Data mining and knowledge discovery play an increasingly important role in the field of industrial engineering, which becomes highly visible considering currently available vast amounts of data being generated every day. This special issue devoted to data mining and knowledge discovery comprises 11 exciting papers. The three main research areas are meticulously discussed, including data-driven based supervisory learning, unsupervised learning, and fault identification. Furthermore, two of the papers concentrate on the data feature extraction and the computational intelligence based optimization.

First, four of the papers report works in the field of data-driven based supervisory learning. Q. Wu and W. Wang propose a piecewise-smooth SVM for an identification problem by designing a twice continuously differentiable function. A fuzzy neural network based regression model is suggested by T. Chen and R. Romanowski for the job cycle time prediction in a wafer fabrication factory. In the perspective of regression prediction, there are two papers elaborating on this issue. A MIMO relationship model reported by W. Mao et al. describes the dynamic similarity between vibration responses of structure, where the multiple-dimensional SVM and ELM based algorithms are employed. In H. Yang and S. Fong paper, an incremental optimization mechanism for a decision tree is proposed to deal with tree size explosion, overfitting, and imbalanced class distribution.

Two of the papers are devoted to unsupervised learning, especially for the data clustering. The paper by J. Tan and R. Wang designs an SNN similarity based clustering algorithm combined with the structure of graph theory. And, by supplying the clustered and ranked knowledge, C. Hu et al. employ the KaM_CLU algorithm and centre_rank strategy for the model improvement to enhance its efficiency and effectiveness.
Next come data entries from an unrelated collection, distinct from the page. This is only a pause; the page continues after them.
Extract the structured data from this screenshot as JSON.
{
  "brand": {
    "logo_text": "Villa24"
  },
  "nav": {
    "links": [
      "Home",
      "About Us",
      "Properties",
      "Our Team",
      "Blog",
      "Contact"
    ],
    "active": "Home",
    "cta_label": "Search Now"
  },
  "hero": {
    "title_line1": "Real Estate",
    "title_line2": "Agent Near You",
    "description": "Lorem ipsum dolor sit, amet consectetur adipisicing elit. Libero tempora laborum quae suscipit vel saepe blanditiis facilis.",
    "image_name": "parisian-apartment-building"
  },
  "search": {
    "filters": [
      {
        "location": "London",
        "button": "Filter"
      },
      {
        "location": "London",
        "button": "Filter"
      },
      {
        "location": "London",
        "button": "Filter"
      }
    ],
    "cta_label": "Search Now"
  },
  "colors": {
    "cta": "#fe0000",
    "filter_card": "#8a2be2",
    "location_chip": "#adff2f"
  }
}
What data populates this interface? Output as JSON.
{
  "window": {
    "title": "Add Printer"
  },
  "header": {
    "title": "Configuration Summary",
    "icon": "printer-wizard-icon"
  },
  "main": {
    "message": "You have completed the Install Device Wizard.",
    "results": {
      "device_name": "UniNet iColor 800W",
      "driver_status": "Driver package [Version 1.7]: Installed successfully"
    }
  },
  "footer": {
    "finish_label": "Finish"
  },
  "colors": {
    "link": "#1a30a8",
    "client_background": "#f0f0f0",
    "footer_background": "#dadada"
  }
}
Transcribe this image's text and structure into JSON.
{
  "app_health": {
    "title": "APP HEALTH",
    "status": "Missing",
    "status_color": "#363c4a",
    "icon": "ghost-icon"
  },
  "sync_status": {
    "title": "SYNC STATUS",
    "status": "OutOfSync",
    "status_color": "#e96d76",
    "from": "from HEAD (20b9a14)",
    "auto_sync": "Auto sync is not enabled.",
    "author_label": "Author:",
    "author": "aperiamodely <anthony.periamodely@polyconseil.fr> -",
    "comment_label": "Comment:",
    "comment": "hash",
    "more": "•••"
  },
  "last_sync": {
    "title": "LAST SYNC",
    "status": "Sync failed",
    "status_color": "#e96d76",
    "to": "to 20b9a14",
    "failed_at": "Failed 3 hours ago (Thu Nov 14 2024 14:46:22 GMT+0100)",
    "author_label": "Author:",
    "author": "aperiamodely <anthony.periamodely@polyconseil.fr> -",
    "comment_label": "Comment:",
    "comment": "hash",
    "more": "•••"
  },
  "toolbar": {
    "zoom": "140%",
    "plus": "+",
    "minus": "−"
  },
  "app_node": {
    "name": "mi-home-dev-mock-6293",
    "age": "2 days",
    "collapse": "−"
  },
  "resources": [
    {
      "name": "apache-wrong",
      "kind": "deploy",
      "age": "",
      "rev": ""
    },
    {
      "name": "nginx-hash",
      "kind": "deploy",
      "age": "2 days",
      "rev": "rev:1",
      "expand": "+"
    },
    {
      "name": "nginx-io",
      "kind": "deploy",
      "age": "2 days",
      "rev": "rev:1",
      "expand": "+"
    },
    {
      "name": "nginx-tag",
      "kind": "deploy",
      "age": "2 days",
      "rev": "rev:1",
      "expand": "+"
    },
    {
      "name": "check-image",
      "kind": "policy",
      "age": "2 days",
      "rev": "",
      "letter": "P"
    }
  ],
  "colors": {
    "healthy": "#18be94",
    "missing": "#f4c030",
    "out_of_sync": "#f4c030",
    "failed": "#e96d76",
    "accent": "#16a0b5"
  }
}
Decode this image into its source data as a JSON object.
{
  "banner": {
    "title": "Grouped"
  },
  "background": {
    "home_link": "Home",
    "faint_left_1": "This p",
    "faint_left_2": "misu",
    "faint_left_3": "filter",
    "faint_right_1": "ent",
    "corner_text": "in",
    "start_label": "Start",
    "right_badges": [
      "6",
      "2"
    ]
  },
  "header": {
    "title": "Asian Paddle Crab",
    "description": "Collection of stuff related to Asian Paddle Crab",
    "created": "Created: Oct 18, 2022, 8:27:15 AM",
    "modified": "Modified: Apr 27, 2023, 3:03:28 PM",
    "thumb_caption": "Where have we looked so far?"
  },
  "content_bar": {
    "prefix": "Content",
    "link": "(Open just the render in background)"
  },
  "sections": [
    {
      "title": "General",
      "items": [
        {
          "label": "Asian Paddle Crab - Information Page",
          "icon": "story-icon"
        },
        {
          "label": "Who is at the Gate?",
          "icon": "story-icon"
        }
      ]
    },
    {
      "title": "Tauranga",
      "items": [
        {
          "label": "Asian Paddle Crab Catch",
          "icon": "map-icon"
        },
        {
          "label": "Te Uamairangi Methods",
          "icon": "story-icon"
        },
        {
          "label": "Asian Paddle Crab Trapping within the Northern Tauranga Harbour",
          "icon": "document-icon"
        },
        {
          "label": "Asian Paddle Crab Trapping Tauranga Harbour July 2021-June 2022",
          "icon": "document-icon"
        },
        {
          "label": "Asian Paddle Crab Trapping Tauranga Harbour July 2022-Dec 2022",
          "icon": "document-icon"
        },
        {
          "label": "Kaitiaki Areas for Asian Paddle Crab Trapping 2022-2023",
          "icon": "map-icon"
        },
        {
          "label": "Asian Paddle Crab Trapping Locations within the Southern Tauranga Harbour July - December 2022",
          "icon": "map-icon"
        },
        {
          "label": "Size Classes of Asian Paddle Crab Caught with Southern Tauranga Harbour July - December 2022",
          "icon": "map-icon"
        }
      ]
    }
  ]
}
Three of the papers deal with essential aspects of fault identification and the data processing in industry. An effective approach to identify the faults of variance shifting in a multivariate process is presented by Y. Shao and C. Hou and Y. Liu et al.’s paper improves the GTD based data imputation by introducing a Gaussian membership function, which finds its application in the energy data center in steel industry. The paper authored by G. Xiong et al. is concerned with a representation of fuzzy knowledge and a realization of reasoning mechanisms for fault diagnosis in power system by using a graphical model.

Y. An et al. extract the geometric features from 3D point cloud data to study the corresponding similarity indicators by using the behaviors of chord lengths, angle variations, and principal curvatures. Y. Li and N. Tan report on a self-adapting Computational Intelligence aimed at developing an optimization task along with its solution to the fleet assignment problem.

By bringing forward this special issue, we hope the readers will find these studies interesting and highly stimulating.